As mensagens em outras línguas mostram a preocupação que os organizadores do protesto têm com relação à imagem do país —e do presidente— lá fora, em meio à crescente apreensão global com a deterioração da democracia brasileira. “Um gringo que se informa pela mídia brasileira não tem acesso à verdade dos fatos”, afirmou Henrique Ferreira Deltoni, 38, que levava um pequeno cartaz onde se lia “STF Yes, Luiz Fux No” (STF sim, Luiz Fux [presidente do Supremo] não). Havia até um alerta: “the international midia lies” (a imprensa internacional mente).

Claudinei Aparecido Raimundo, 47, da reserva do Exército: "Eu apoio o fim do STF"
Claudinei Aparecido Raimundo, 47, da reserva do Exército: "Eu apoio o fim do STF"

Vestido com boina e coturno pretos e farda verde oliva com a palavra “Veterano” escrita em um patch colado na altura do peito, Claudinei Aparecido Raimundo, 47, observava a multidão verde e amarela que lotava a avenida Paulista. Cabo da reserva do Exército, ele liderava um grupo de homens com roupas camufladas que posava para fotos com os manifestantes. “Todos os poderes têm seu limite. Inclusive o Supremo. Eu sou favorável ao fim do STF, sim”, afirmou.
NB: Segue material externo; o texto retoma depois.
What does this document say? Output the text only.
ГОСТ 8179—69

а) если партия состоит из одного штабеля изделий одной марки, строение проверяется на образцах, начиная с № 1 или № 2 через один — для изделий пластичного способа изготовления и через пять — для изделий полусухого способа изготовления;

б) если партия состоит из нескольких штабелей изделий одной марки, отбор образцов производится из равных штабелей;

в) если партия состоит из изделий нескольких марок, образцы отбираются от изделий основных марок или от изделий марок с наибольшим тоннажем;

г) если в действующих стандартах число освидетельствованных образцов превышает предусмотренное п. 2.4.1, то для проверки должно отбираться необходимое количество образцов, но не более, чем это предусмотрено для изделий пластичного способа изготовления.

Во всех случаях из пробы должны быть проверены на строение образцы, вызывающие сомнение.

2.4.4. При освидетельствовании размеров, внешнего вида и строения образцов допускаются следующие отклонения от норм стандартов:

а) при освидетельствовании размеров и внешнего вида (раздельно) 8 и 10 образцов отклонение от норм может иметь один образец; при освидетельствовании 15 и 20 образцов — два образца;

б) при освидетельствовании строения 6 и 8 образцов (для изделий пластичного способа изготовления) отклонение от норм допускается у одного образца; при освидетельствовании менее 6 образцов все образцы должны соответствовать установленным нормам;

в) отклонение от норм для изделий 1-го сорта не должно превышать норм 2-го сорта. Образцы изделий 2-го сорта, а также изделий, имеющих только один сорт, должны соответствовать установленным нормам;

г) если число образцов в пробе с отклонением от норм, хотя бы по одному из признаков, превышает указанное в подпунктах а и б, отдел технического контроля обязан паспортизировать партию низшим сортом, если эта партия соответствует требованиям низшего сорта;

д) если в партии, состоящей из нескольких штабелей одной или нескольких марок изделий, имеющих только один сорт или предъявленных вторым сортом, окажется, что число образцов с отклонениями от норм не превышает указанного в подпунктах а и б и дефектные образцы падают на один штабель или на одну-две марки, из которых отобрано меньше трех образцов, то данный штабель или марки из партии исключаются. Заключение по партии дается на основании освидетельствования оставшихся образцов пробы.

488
Raimundo também defendeu o direito de policiais e militares da ativa participarem de atos políticos como este, do dia 7 de Setembro. “O direito à manifestação é um direito garantido e sagrado”, disse.

Havia o temor de que policiais da ativa fossem ao ato para manifestar apoio ao presidente, o que não ocorreu: de fato, havia um enorme efetivo da PM no local, todos trabalhando. De acordo com o Governo de São Paulo, 4.000 policiais atuaram na segurança na Paulista e no vale do Anhangabaú, onde ocorreu um protesto contra o presidente.

Nem mesmo a sensação térmica superior aos 30 graus e o sol a pino foram capazes de aplacar os ânimos dos participantes, muitos dos quais vieram do interior de São Paulo e de outros Estados, como Mato Grosso e Paraná. Crianças e suas famílias, dividiam o espaço com grupos de amigos e muitos idosos. As máscaras não eram traje obrigatório, mesmo com o avanço da variante delta do coronavírus, mas elas estavam presentes.

Por vezes, ouvia-se a defesa da democracia de um dos seis carros de som que ocupavam a Paulista. Mas sempre uma defesa condicional: “Vocês estão aqui para prender jornalista?”, perguntou um bolsonarista no carro de som. O público respondeu em coro: “Não”. Ele retrucou: “Mas alguns merecem”. Os manifestantes pareciam encantados com o número de participantes. “Não esperava tanta gente”, um bolsonarista afirmou ao puxar conversa. “Você é da imprensa, seja bem-vinda”. Outros, porém, alertavam: “cuidado aí, comunista”. Os alertas foram mais frequentes que os problemas. Um rapaz que decidiu atravessar a manifestação com uma camiseta do ex-bolsonarista Mamãe Falei ouviu provocações. “É um suicida”, disse uma mulher, que estava acompanhada de sua família. “Queria ver se um bolsonarista fosse com sua camiseta numa manifestação petista”, afirmou.